Les populations en second, pour qui ces épiceries servent d’approvisionnement de proximité, demeurent accablées du fait de la fermeture ou de l’ouverture par intermittence de ces établissements. Une telle situation savamment entretenue n’est pas de nature à faciliter le respect du confinement total, réputé suffisamment contraignant. Nos autorités souhaiteraient-elles voir ces commerces finalement cesser toutes leurs activités pour ainsi alourdir davantage la liste des ayant-droits au paiement des loyers ? 

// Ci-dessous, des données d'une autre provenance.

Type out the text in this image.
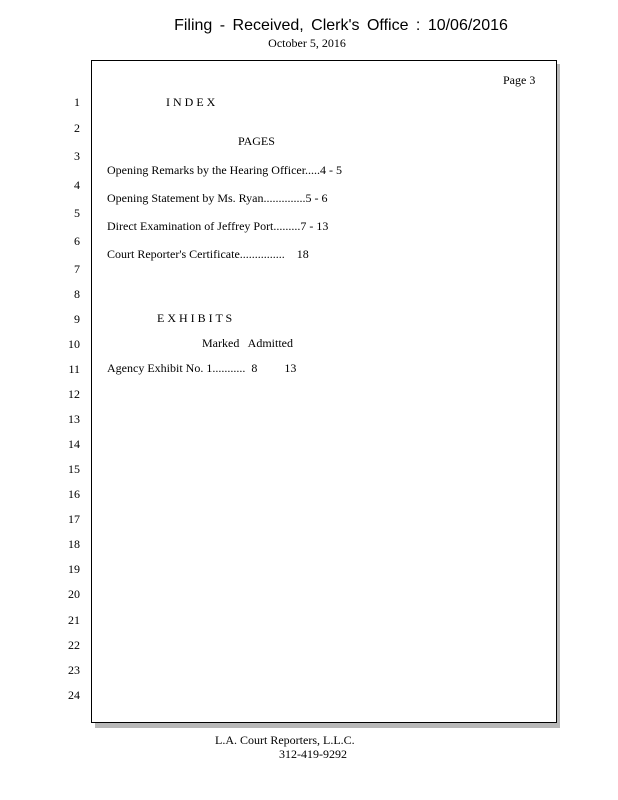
Filing - Received, Clerk's Office : 10/06/2016
October 5, 2016
Page 3
I N D E X
PAGES
Opening Remarks by the Hearing Officer.....4 - 5
Opening Statement by Ms. Ryan..............5 - 6
Direct Examination of Jeffrey Port.........7 - 13
Court Reporter's Certificate...............    18
E X H I B I T S
Marked   Admitted
Agency Exhibit No. 1...........  8         13
1
2
3
4
5
6
7
8
9
10
11
12
13
14
15
16
17
18
19
20
21
22
23
24
L.A. Court Reporters, L.L.C.
312-419-9292
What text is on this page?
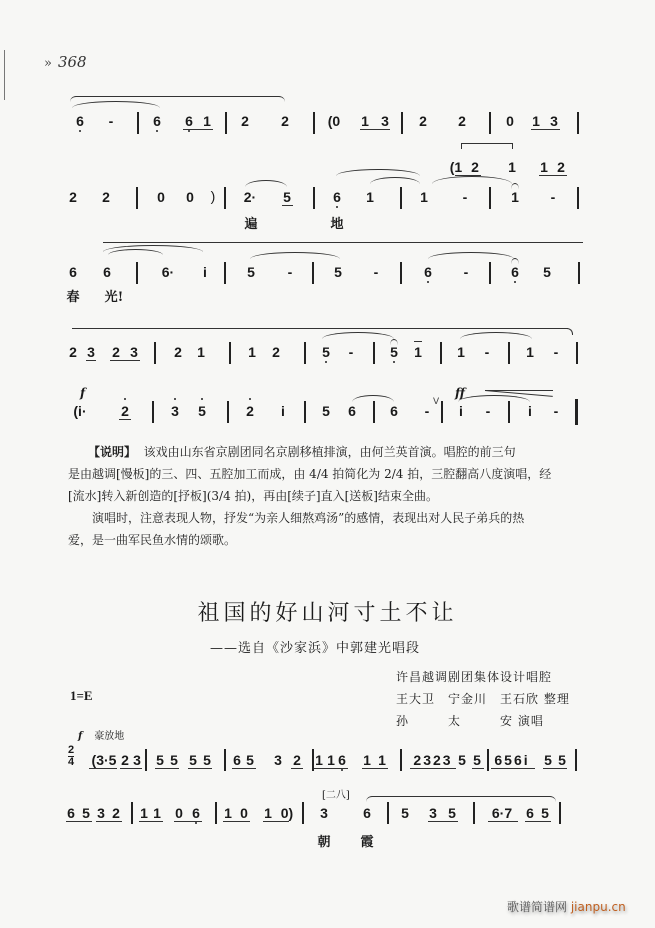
» 368
6 -	6 6 1 2 2	(0 1 3 2 2	0 1 3
(1 2 1 1 2
2 2	0 0 ) 2· 5	6 1	1 -	1 -
遍	地
6 6	6· i	5 -	5 -	6 -	6 5
春 光!
2 3 2 3	2 1	1 2	5 -	5 1	1 -	1 -
f	ff
(i· 2	3 5	2 i	5 6 6 -
V
i -	i -

【说明】 该戏由山东省京剧团同名京剧移植排演，由何兰英首演。唱腔的前三句

是由越调[慢板]的三、四、五腔加工而成，由 4/4 拍简化为 2/4 拍，三腔翻高八度演唱，经

[流水]转入新创造的[抒板](3/4 拍)，再由[续子]直入[送板]结束全曲。

演唱时，注意表现人物，抒发“为亲人细熬鸡汤”的感情，表现出对人民子弟兵的热

爱，是一曲军民鱼水情的颂歌。

祖国的好山河寸土不让
——选自《沙家浜》中郭建光唱段
许昌越调剧团集体设计唱腔
王大卫　宁金川　王石欣 整理
孙　　　太　　　安 演唱
1=E
f 豪放地
2
4 (3·5 2 3 5 5 5 5 6 5 3 2 1 1 6 1 1 2323 5 5 656i 5 5
[二八]
6 5 3 2 1 1 0 6 1 0 1 0) 3	6 5 3 5	6·7 6 5
朝 霞
歌谱简谱网 jianpu.cn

Par ailleurs, en regardant dans le rétroviseur, nous sommes amenés à nous interroger sur la  rigueur et l’impartialité de nos agents dans l’exécution de leurs missions de contrôle. Primo, où étaient nos forces de l’ordre ou autres agents compétents quand il était question de verbaliser, sanctionner les banques qui avaient du mal à gérer les files d’attente qui se formaient en violation des règles de distanciation sociale,  devant leur guichet ? Secundo, où était l’Agasa pour en faire autant avec la Société Alimentaire de la Nomba (SANgel), mise à nue, il y a quelques mois, par les autorités judiciaires, pour avoir vendue insidieusement et volontairement des produits avariés aux populations ? Les contrôles et les sanctions auraient-ils un caractère discriminatoire ?      

Loin de nous l’idée de méconnaître l’importance de la mission de service public confiée aux forces de l’ordre pour faire respecter les mesures relatives au confinement, encore moins les difficultés auxquelles elles font face. Toutefois, nous condamnons avec fermeté tout abus dans la mise en œuvre de ladite mission. L’Etat d’urgence sanitaire décrété ne doit pas être un prétexte pour rompre avec l’Etat de droit et ne saurait en aucun cas justifier les contrôles discriminatoires, ni un recours à la force injustifiée ou disproportionnée par les forces de l’ordre ou tout autre agent. C’est pourquoi, nous attirons ici l’attention des autorités compétentes pour qu’elles redoublent de vigilance afin que le maintien de l’ordre et les opérations de contrôle dans le cadre de la lutte contre le covid-19 ne donnent pas lieu à des abus ou exactions. A défaut, le chaos s’installera.